• Martyn Wakefield

YOUNG, HIGH AND DEAD (REVIEW)

Dir. Luke Brady

Reviewer. Martyn Wakefield

When five youths head out to the woods for a night of drug and alcohol fuelled madness they get more than they bargained for. Celebrating the recent engagement between Katy (Hannah Tointon) and Dan (Matthew Stathers), couple John (Philip Barantini) and Jenny (Louisa Lytton) join together with Gary (Nigel Boyle) and set out to the woods bringing along a huge stash of illegal substances.

Setting out for an evening of wild behaviour leads to the finding of discarded child’s clothes. Taking the sight as a hit from the drugs they rest for the night. Awakening to the clanking of chains, each person falls down to a game of trust and friction as the complications between their relationships begin to boil. Antagonising between themselves, it soon becomes apparent the child’s clothes were the remains of a paedophilic killer hiding out in the woods and they are set to be his next victims.
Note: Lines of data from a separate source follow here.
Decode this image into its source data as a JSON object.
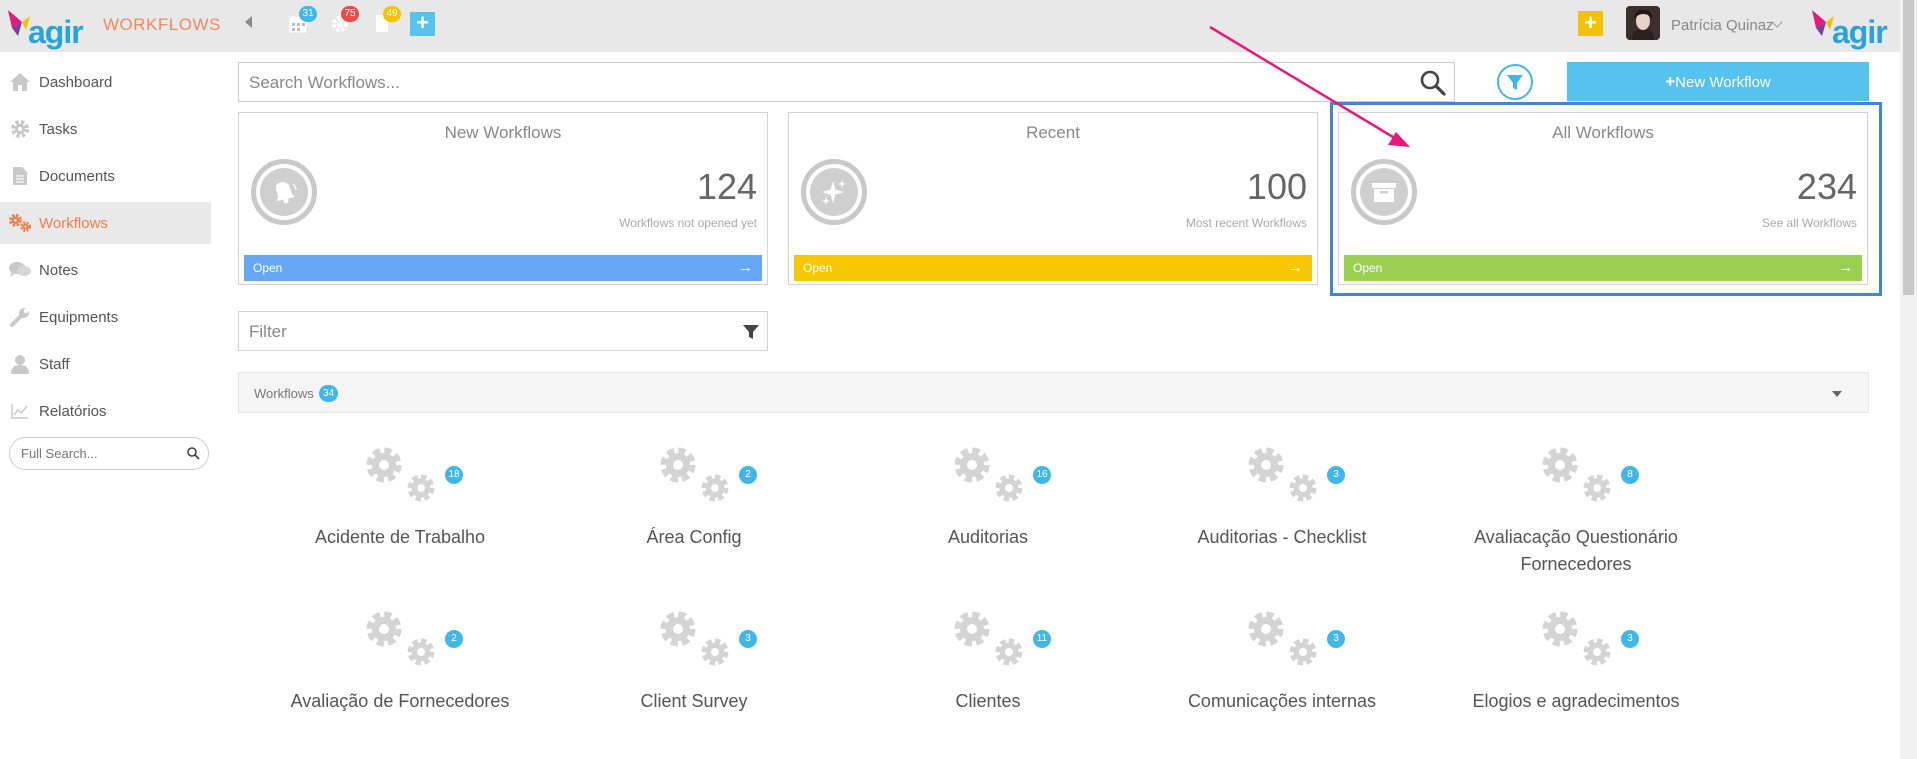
{
  "app": {
    "logo": "agir",
    "module": "WORKFLOWS"
  },
  "topbar": {
    "calendar_badge": "31",
    "settings_badge": "75",
    "docs_badge": "49",
    "user_name": "Patrícia Quinaz",
    "colors": {
      "blue_badge": "#41b7e8",
      "red_badge": "#e94b4b",
      "yellow_badge": "#f3c300"
    }
  },
  "sidebar": {
    "items": [
      {
        "label": "Dashboard",
        "icon": "home-icon"
      },
      {
        "label": "Tasks",
        "icon": "gear-icon"
      },
      {
        "label": "Documents",
        "icon": "document-icon"
      },
      {
        "label": "Workflows",
        "icon": "gears-icon"
      },
      {
        "label": "Notes",
        "icon": "comments-icon"
      },
      {
        "label": "Equipments",
        "icon": "wrench-icon"
      },
      {
        "label": "Staff",
        "icon": "user-icon"
      },
      {
        "label": "Relatórios",
        "icon": "chart-icon"
      }
    ],
    "active": "Workflows",
    "search_placeholder": "Full Search..."
  },
  "main": {
    "search_placeholder": "Search Workflows...",
    "new_button": "New Workflow",
    "cards": [
      {
        "title": "New Workflows",
        "count": "124",
        "subtitle": "Workflows not opened yet",
        "action": "Open",
        "color": "#66a8f4",
        "icon": "bell-icon"
      },
      {
        "title": "Recent",
        "count": "100",
        "subtitle": "Most recent Workflows",
        "action": "Open",
        "color": "#f7c800",
        "icon": "sparkle-icon"
      },
      {
        "title": "All Workflows",
        "count": "234",
        "subtitle": "See all Workflows",
        "action": "Open",
        "color": "#9bcf53",
        "icon": "archive-icon"
      }
    ],
    "filter_placeholder": "Filter",
    "group": {
      "label": "Workflows",
      "count": "34"
    },
    "workflows": [
      {
        "name": "Acidente de Trabalho",
        "count": "18"
      },
      {
        "name": "Área Config",
        "count": "2"
      },
      {
        "name": "Auditorias",
        "count": "16"
      },
      {
        "name": "Auditorias - Checklist",
        "count": "3"
      },
      {
        "name": "Avaliacação Questionário Fornecedores",
        "count": "8"
      },
      {
        "name": "Avaliação de Fornecedores",
        "count": "2"
      },
      {
        "name": "Client Survey",
        "count": "3"
      },
      {
        "name": "Clientes",
        "count": "11"
      },
      {
        "name": "Comunicações internas",
        "count": "3"
      },
      {
        "name": "Elogios e agradecimentos",
        "count": "3"
      }
    ]
  },
  "annotation": {
    "arrow_color": "#e8177d",
    "highlight_color": "#3d87d4"
  }
}
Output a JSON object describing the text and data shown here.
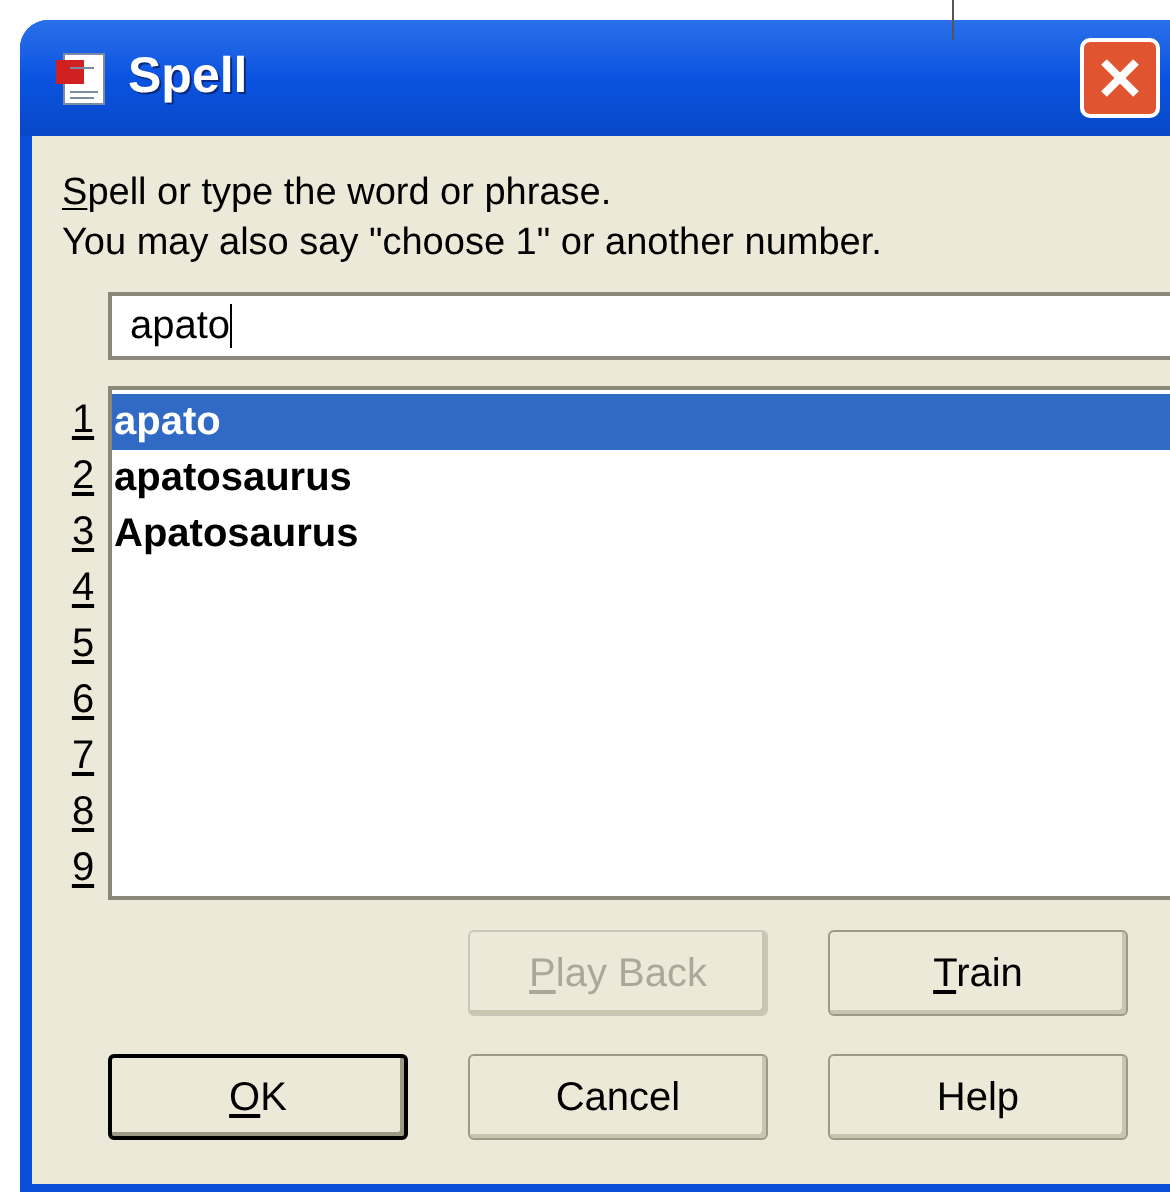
{
  "window": {
    "title": "Spell"
  },
  "instructions": [
    "Spell or type the word or phrase.",
    "You may also say \"choose 1\" or another number."
  ],
  "instructions_mnemonic": true,
  "input": {
    "value": "apato"
  },
  "list": {
    "numbers": [
      "1",
      "2",
      "3",
      "4",
      "5",
      "6",
      "7",
      "8",
      "9"
    ],
    "items": [
      {
        "label": "apato",
        "selected": true
      },
      {
        "label": "apatosaurus",
        "selected": false
      },
      {
        "label": "Apatosaurus",
        "selected": false
      }
    ]
  },
  "buttons": [
    {
      "label": "Play Back",
      "disabled": true,
      "default": false,
      "mnemonic": true
    },
    {
      "label": "Train",
      "disabled": false,
      "default": false,
      "mnemonic": true
    },
    {
      "label": "OK",
      "disabled": false,
      "default": true,
      "mnemonic": true
    },
    {
      "label": "Cancel",
      "disabled": false,
      "default": false,
      "mnemonic": false
    },
    {
      "label": "Help",
      "disabled": false,
      "default": false,
      "mnemonic": false
    }
  ]
}
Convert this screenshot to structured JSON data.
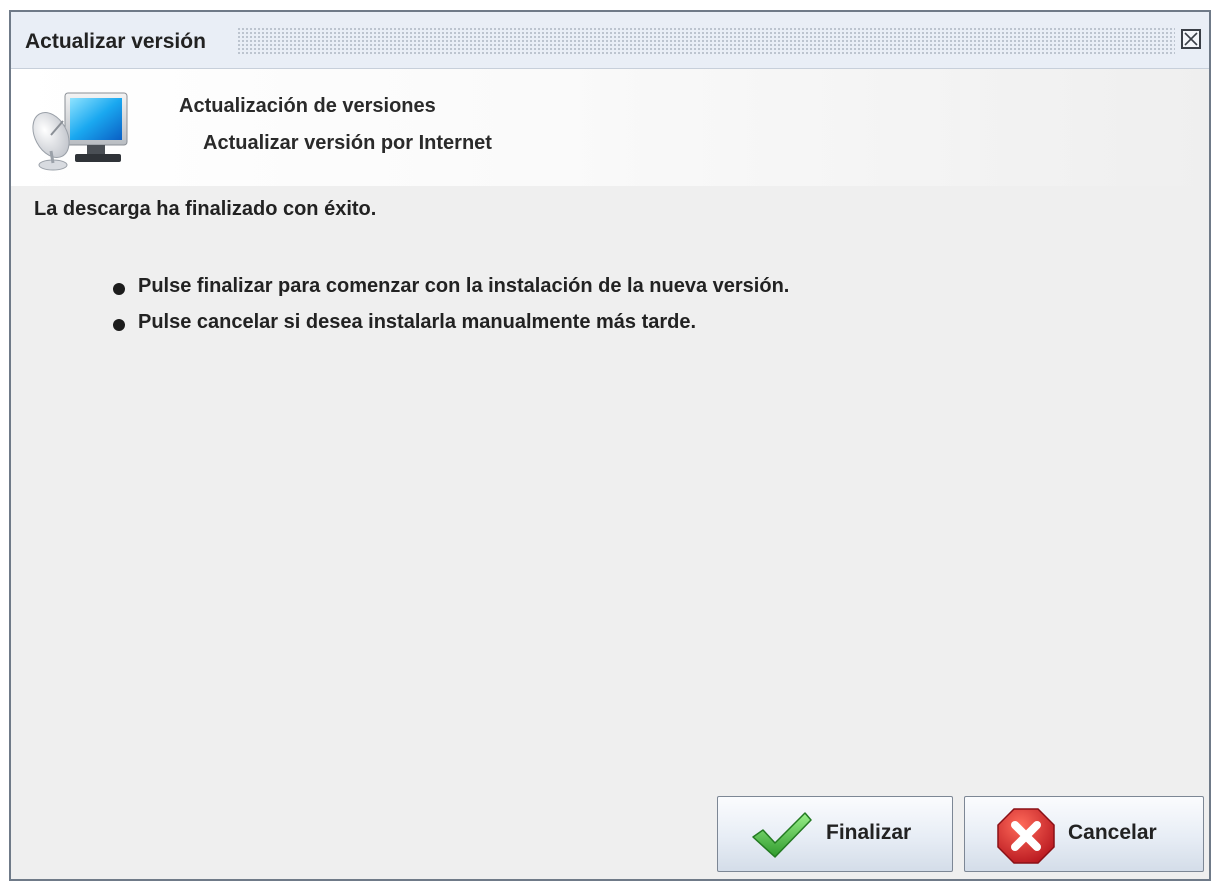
{
  "window": {
    "title": "Actualizar versión",
    "close_icon": "close-icon"
  },
  "header": {
    "icon": "satellite-computer-icon",
    "title": "Actualización de versiones",
    "subtitle": "Actualizar versión por Internet"
  },
  "content": {
    "message": "La descarga ha finalizado con éxito.",
    "bullets": [
      "Pulse finalizar para comenzar con la instalación de la nueva versión.",
      "Pulse cancelar si desea instalarla manualmente más tarde."
    ]
  },
  "buttons": {
    "finish": {
      "label": "Finalizar",
      "icon": "checkmark-icon",
      "icon_color": "#3bb83a"
    },
    "cancel": {
      "label": "Cancelar",
      "icon": "cancel-x-icon",
      "icon_color": "#d32b2b"
    }
  }
}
Brutal and tense, YOUNG, HIGH AND DEAD may be the title of a Harold and Kumar horror film, but comedy this is not. Despite setting out in the midst of nowhere, Luke Brady has captured a claustrophobic slasher that paired with a tense score creates some horrifying cinema. Scenes of the distressed running through the woods against the backdrop of Blue Daisy’s brilliant soundtrack has never been so terrifying.


This may be a low budget British film but there are lessons here much bigger studios can take heed from. Believable characters (OK I may be biased being British myself) and using their flaws against them, no ditzy serial killer bate as both Tointon and Lytton lead the way against the macho boys in the camp with the climaxing 15 minutes being a rollercoaster of blood drenched action.

It may drag for the first 30 or so minutes as we see the love interests and childish pranks of the gang result to nothing more than filling space but this is soon forgotten about as the woods become the scene of slasher heaven. Interjecting cuts of the killer within the opening segments creates a faux pas as director Luke Brady could have used the suspense and friction between the youths approaching with a sense of the unknown against the predictability. However, when the action kicks in, this creates a rush of adrenaline without the need for interjected plot twists.

And a special mention has to be made for the rather exquisite titles, both eerie and charming.

YOUNG, HIGH AND DEAD could help with a change in title doing no justice to what is otherwise a very eerie and graphic slasher that’s more akin to the likes of FRONTIER(S) than FRIDAY THE 13TH. Get past the first 30 minutes and what you are left with is a true British treasure.